Sonoma Media Investments, LLC v. Superior Court (2019) 34 Cal.App.5th 24.  This is another SLAPP case.  A developer and the son-in-law of the developer sued the owner of a newspaper, a newspaper writer and an individual who was quoted in newspaper articles for defamation, libel per se, and invasion of privacy alleging that the articles falsely implied that the developer was a source of funds that was spent by the son-in-law in a local election.  Defendants filed a SLAPP motion.  The court of appeal found that the SLAPP motion should have been granted in full because the Plaintiffs failed to establish a probability of prevailing on the merits.  The court also found that the newspaper articles were protected under the SLAPP statute either because they were within a newspaper that was a public forum or because the articles were related to a public issue.

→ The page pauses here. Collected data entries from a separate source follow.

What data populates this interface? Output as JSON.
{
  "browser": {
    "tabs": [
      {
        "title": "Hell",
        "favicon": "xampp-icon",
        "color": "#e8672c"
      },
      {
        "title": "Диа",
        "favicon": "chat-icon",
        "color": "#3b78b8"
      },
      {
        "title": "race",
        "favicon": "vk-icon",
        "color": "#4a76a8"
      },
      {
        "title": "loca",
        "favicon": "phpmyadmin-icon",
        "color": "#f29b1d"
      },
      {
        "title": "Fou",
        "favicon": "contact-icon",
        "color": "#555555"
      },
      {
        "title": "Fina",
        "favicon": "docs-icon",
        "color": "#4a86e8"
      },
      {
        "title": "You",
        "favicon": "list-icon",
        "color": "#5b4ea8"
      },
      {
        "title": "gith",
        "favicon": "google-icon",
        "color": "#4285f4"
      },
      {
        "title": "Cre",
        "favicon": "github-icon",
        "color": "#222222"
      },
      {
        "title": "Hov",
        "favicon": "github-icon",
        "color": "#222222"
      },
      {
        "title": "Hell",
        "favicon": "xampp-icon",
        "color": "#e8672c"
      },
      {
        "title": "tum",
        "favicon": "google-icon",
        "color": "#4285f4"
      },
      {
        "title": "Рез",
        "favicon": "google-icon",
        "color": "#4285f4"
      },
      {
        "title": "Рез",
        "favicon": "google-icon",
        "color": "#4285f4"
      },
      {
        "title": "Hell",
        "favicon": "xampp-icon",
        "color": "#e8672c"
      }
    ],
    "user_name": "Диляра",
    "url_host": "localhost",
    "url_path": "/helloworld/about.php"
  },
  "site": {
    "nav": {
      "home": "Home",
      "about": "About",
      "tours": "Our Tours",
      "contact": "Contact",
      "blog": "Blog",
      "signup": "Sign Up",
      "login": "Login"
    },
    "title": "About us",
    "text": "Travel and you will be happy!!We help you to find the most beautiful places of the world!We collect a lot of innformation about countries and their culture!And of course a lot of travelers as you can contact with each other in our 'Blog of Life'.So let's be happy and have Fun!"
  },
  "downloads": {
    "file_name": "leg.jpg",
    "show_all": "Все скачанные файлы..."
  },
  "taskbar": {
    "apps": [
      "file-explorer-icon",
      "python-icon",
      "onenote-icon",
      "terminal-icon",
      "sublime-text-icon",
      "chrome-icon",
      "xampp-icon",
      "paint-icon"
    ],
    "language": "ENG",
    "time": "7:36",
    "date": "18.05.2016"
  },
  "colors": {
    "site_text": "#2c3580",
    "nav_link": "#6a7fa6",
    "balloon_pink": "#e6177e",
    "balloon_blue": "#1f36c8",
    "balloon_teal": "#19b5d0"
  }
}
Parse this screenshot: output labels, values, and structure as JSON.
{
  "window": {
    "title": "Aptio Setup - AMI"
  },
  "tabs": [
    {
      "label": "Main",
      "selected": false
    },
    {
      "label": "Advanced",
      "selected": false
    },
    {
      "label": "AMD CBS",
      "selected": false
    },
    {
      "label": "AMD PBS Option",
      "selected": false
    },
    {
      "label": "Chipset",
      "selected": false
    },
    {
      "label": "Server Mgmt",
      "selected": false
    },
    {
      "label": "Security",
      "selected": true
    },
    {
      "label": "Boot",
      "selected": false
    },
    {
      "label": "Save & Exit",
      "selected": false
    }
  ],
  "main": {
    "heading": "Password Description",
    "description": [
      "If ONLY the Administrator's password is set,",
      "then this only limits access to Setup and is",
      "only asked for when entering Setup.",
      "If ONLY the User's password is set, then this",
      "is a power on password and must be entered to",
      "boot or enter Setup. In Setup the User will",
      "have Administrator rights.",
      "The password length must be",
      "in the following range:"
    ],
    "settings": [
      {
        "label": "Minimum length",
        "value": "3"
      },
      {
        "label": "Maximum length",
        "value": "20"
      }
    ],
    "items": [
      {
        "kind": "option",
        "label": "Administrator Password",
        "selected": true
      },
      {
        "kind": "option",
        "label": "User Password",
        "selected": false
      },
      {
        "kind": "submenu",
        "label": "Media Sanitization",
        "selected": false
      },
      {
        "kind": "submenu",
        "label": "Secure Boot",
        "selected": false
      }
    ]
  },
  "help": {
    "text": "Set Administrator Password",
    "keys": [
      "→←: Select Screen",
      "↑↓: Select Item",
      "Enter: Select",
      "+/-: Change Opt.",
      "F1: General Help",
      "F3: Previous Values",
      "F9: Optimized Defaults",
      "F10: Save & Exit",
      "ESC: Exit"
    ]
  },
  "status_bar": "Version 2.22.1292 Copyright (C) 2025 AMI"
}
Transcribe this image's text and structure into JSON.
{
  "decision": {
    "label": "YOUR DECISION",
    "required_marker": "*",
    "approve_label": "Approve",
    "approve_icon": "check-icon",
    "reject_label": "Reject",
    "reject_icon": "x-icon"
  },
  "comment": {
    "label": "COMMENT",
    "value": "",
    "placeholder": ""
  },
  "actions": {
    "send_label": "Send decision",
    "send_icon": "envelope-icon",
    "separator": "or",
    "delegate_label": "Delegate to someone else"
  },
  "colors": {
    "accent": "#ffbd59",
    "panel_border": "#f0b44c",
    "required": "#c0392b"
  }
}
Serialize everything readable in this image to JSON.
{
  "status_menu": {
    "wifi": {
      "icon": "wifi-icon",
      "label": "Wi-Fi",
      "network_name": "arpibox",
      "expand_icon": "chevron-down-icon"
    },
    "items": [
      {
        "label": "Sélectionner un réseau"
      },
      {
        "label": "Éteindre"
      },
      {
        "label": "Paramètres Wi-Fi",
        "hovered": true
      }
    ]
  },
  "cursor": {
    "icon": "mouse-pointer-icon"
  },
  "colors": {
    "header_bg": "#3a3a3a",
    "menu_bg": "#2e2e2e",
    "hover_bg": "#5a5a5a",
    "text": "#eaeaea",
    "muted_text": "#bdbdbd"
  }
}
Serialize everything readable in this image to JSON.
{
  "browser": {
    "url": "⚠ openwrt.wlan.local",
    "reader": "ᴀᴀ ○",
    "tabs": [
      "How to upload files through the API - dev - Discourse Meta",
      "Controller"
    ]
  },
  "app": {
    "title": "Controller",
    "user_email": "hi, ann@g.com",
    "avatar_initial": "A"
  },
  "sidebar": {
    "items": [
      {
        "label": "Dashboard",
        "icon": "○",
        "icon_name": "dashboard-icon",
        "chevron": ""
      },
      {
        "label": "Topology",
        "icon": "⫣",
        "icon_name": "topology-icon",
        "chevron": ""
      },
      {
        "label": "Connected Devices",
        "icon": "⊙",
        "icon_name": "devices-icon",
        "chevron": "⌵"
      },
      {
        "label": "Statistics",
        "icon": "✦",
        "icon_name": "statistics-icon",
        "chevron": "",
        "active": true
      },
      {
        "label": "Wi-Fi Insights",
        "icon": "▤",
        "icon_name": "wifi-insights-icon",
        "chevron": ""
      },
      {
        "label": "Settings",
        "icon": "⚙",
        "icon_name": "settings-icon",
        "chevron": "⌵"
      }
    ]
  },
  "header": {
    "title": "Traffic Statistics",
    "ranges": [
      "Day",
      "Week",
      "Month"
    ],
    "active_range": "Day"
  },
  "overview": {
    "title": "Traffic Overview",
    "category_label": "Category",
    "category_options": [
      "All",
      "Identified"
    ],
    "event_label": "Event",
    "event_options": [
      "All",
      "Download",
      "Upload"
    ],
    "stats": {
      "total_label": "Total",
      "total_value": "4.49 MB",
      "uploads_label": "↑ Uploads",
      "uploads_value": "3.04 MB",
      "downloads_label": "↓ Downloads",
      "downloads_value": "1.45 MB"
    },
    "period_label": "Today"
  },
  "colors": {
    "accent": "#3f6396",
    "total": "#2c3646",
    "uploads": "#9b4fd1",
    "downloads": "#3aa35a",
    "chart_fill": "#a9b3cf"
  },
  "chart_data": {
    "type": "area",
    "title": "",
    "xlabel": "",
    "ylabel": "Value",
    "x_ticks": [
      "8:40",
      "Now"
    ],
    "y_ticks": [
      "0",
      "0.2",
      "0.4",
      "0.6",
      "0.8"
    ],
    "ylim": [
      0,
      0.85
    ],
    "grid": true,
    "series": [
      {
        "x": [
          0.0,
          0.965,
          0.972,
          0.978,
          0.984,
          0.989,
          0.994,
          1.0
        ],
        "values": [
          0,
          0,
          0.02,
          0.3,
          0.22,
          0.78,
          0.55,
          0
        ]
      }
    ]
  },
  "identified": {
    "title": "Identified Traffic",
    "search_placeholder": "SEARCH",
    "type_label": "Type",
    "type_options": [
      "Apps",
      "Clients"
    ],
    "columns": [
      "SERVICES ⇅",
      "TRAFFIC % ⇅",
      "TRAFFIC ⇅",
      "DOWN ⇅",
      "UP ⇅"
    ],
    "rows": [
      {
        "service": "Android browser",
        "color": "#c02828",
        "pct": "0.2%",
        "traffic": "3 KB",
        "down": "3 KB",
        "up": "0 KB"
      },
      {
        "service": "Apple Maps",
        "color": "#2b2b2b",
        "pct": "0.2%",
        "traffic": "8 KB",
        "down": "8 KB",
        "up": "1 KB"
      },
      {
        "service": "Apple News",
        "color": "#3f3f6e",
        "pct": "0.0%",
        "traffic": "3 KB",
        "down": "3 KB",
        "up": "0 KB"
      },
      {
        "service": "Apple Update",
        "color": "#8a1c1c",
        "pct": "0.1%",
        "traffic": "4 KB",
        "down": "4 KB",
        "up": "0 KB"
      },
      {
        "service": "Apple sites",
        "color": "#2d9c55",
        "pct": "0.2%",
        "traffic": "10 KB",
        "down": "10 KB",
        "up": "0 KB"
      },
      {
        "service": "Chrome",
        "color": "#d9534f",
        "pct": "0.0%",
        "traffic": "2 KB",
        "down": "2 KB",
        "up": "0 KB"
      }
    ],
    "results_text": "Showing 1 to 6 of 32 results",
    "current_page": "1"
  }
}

Summers v. Colette (2019) 34 Cal.App.5th 361.  A director of a non-profit public benefit corporation filed an action against the corporation and another director alleging breach of fiduciary duty by self-dealing, breach of charitable trust and other misconduct.  The Defendants filed a demurrer contending that the Plaintiff, who initially had standing to bring the action as Director when it was filed, lost standing when the Plaintiff was removed as a director from the Board of Directors subsequently.  The court found that the Plaintiff had retained standing under Corporations Code §§ 5142, 5223, and 5233, and subsequent removal as a director did not deprive her of standing to continue to pursue the action.  The court declined to read into the statute a continuous directorship requirement in order to obtain standing.